JAKARTA - Investor PT Wahana Ottomitra Multiartha Tbk menyetujui rencana perseroan untuk penerbitan surat utang (baik dalam bentuk Obligasi atau Medium Term Notes/MTN).
Selain itu, perseroan juga sepakat untuk mengalihkan, melepaskan hak atau menjaminkan sebagian besar atau seluruh aset perseroan. Hal tersebut tertuang dalam Rapat Umum Pemegang Saham Luar Biasa (RUPSLB) dan Rapat Umum Pemegang Saham Tahunan (RUPST).
"Dalam menghadapi persaingan kian pesat dalam bisnis pembiayaan sepeda motor, perseroan mulai menganalisa dan mengubah strategi pertumbuhan yang pernah diterapkan tahun-tahun sebelumnya. Kami memberlakukan ekspansi secara selektif dengan target utama adalah pertumbuhan keuntungan yang diimbangi dengan kualitas aset yang baik," kata Presiden Direktur WOM Finance Djaja Suryanto Sutandar, dalam keterangan tertulisnya kepada Okezone, Selasa (23/4/2013).
Melalui penerapan strategi tersebut, hingga akhir 31 Desember 2012, perseroan berhasil membukukan laba sebesar Rp7,6 miliar atau meningkat 41,4 persen, naik dari tahun sebelum sebesar Rp5,4 miliar.
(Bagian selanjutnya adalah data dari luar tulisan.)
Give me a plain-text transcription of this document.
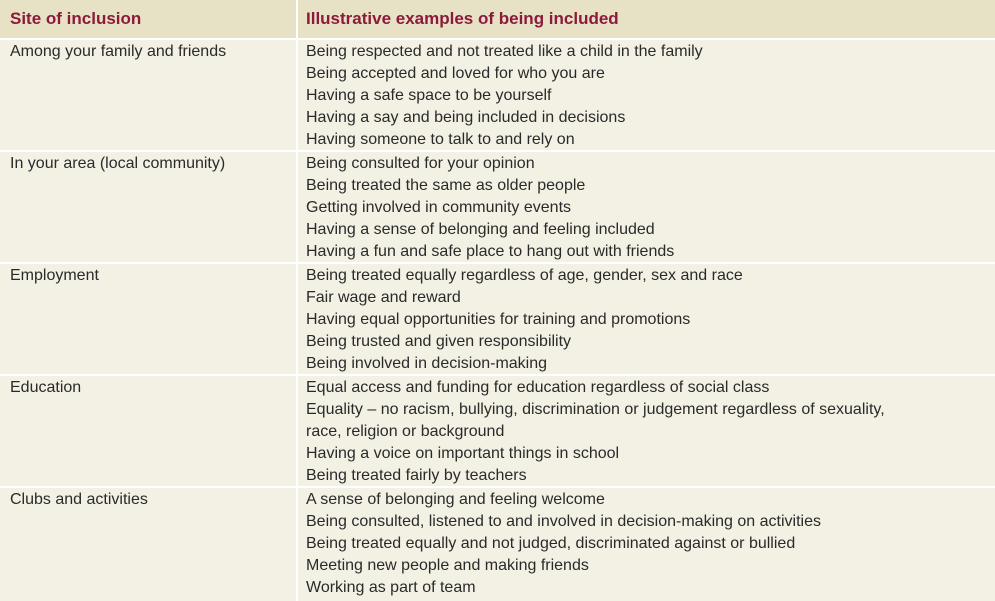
Site of inclusion	Illustrative examples of being included
Among your family and friends	Being respected and not treated like a child in the family
Being accepted and loved for who you are
Having a safe space to be yourself
Having a say and being included in decisions
Having someone to talk to and rely on
In your area (local community)	Being consulted for your opinion
Being treated the same as older people
Getting involved in community events
Having a sense of belonging and feeling included
Having a fun and safe place to hang out with friends
Employment	Being treated equally regardless of age, gender, sex and race
Fair wage and reward
Having equal opportunities for training and promotions
Being trusted and given responsibility
Being involved in decision-making
Education	Equal access and funding for education regardless of social class
Equality – no racism, bullying, discrimination or judgement regardless of sexuality,
race, religion or background
Having a voice on important things in school
Being treated fairly by teachers
Clubs and activities	A sense of belonging and feeling welcome
Being consulted, listened to and involved in decision-making on activities
Being treated equally and not judged, discriminated against or bullied
Meeting new people and making friends
Working as part of team
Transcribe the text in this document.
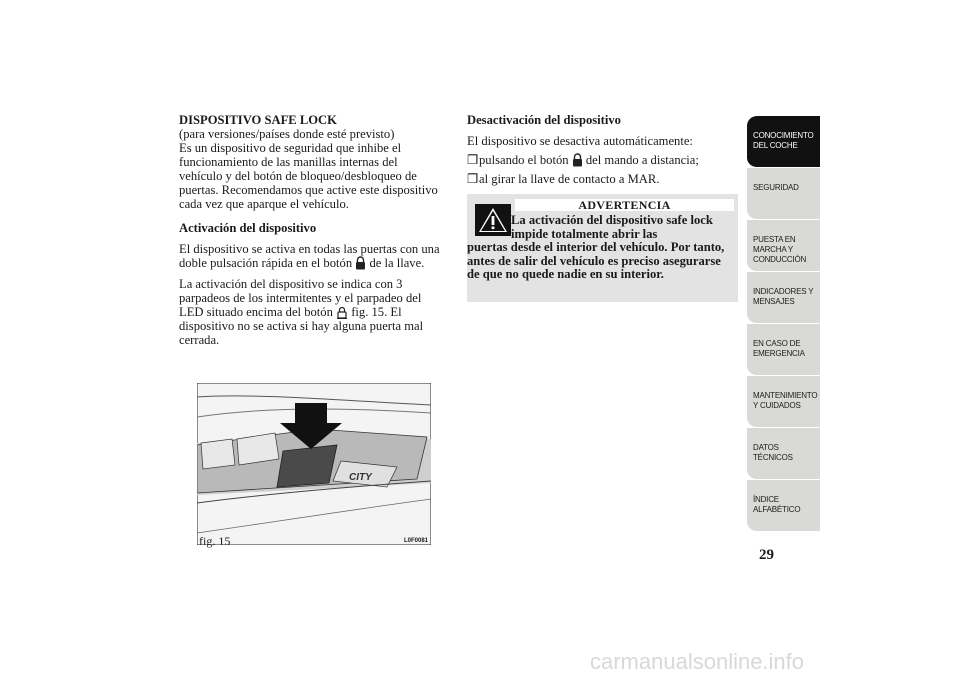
DISPOSITIVO SAFE LOCK
(para versiones/países donde esté previsto)

Es un dispositivo de seguridad que inhibe el funcionamiento de las manillas internas del vehículo y del botón de bloqueo/desbloqueo de puertas. Recomendamos que active este dispositivo cada vez que aparque el vehículo.

Activación del dispositivo

El dispositivo se activa en todas las puertas con una doble pulsación rápida en el botón de la llave.

La activación del dispositivo se indica con 3 parpadeos de los intermitentes y el parpadeo del LED situado encima del botón fig. 15. El dispositivo no se activa si hay alguna puerta mal cerrada.

Desactivación del dispositivo

El dispositivo se desactiva automáticamente:

❒ pulsando el botón del mando a distancia;

❒ al girar la llave de contacto a MAR.

ADVERTENCIA
La activación del dispositivo safe lock impide totalmente abrir las
puertas desde el interior del vehículo. Por tanto, antes de salir del vehículo es preciso asegurarse de que no quede nadie en su interior.
CITY
fig. 15	L0F0081
CONOCIMIENTO DEL COCHE
SEGURIDAD
PUESTA EN MARCHA Y CONDUCCIÓN
INDICADORES Y MENSAJES
EN CASO DE EMERGENCIA
MANTENIMIENTO Y CUIDADOS
DATOS TÉCNICOS
ÍNDICE ALFABÉTICO
29
carmanualsonline.info
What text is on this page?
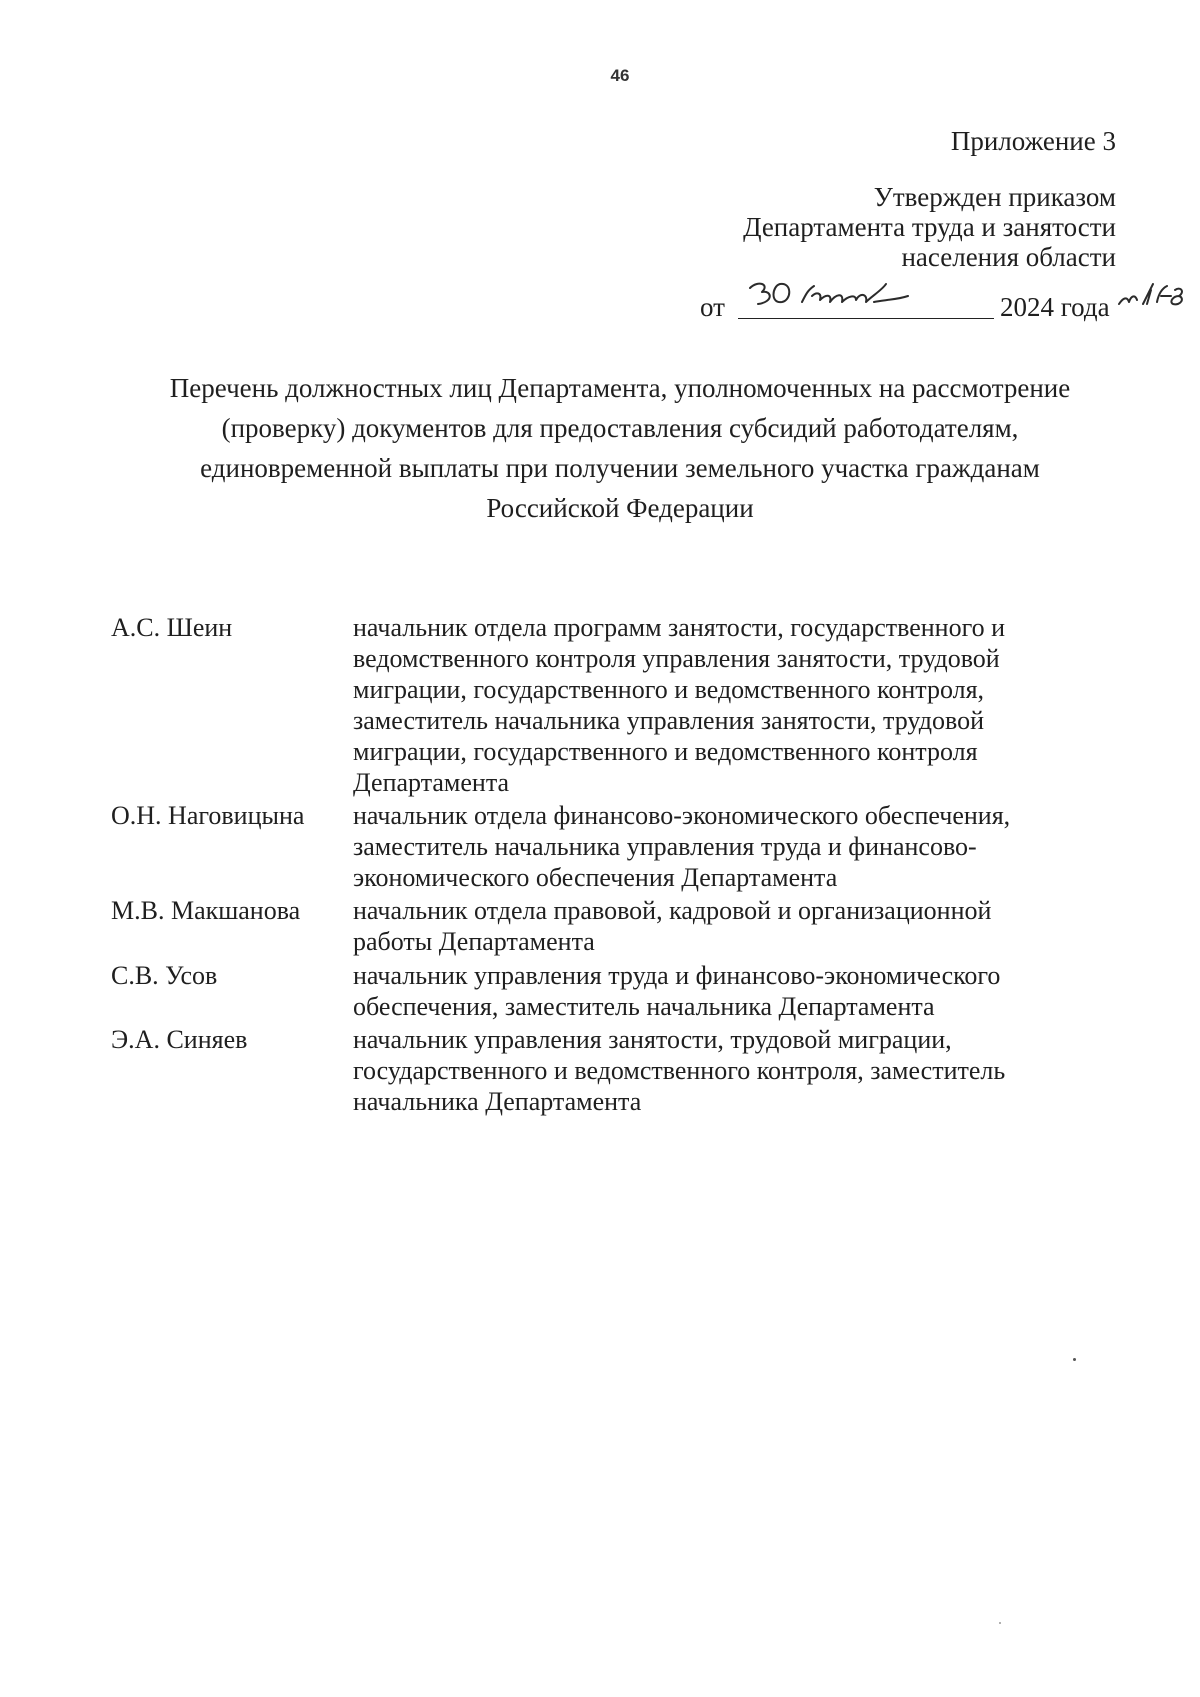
46
Приложение 3
Утвержден приказом
Департамента труда и занятости
населения области
от	2024 года
Перечень должностных лиц Департамента, уполномоченных на рассмотрение
(проверку) документов для предоставления субсидий работодателям,
единовременной выплаты при получении земельного участка гражданам
Российской Федерации
А.С. Шеин	начальник отдела программ занятости, государственного и
ведомственного контроля управления занятости, трудовой
миграции, государственного и ведомственного контроля,
заместитель начальника управления занятости, трудовой
миграции, государственного и ведомственного контроля
Департамента
О.Н. Наговицына	начальник отдела финансово-экономического обеспечения,
заместитель начальника управления труда и финансово-
экономического обеспечения Департамента
М.В. Макшанова	начальник отдела правовой, кадровой и организационной
работы Департамента
С.В. Усов	начальник управления труда и финансово-экономического
обеспечения, заместитель начальника Департамента
Э.А. Синяев	начальник управления занятости, трудовой миграции,
государственного и ведомственного контроля, заместитель
начальника Департамента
Peningkatan tersebut disebabkan oleh penerapan fokus strategi pada optimalisasi dan efisiensi.
"Dalam hal pengendalian kredit, perseroan menerapkan sistem analisa data disetiap cabang yang mampu memperkirakan tingginya risiko gagal bayar dengan penggunaan parameter yang lebih luas," jelasnya.
Hasil dari perubahan ini adalah menurunnya jumlah Non Performing Loan (NPL) dari 3,23 persen pada 2011 menjadi 3,16 persen di 2012.
Aset perseroan mencatat penurunan sebesar 14,3 persen di 2012, yakni dari Rp3,9 triliun pada 2011 menjadi Rp3,3 triliun di 2012. Total liabilitas perseroan mengalami penurunan sebesar 16,3 persen dibandingkan posisi pada akhir tahun sebelumnya 2011.
Penurunan ini terjadi terutama karena adanya penurunan sebesar Rp417 miliar di utang lain-lain, sebesar Rp292 miliar di utang obligasi dan pelunasan MTN sebesar Rp200 miliar.
"Kami yakin melalui strategi bisnis yang telah diterapkan akan membawa Perseroan mencapai target yang telah disepakati bersama," pungkasnya.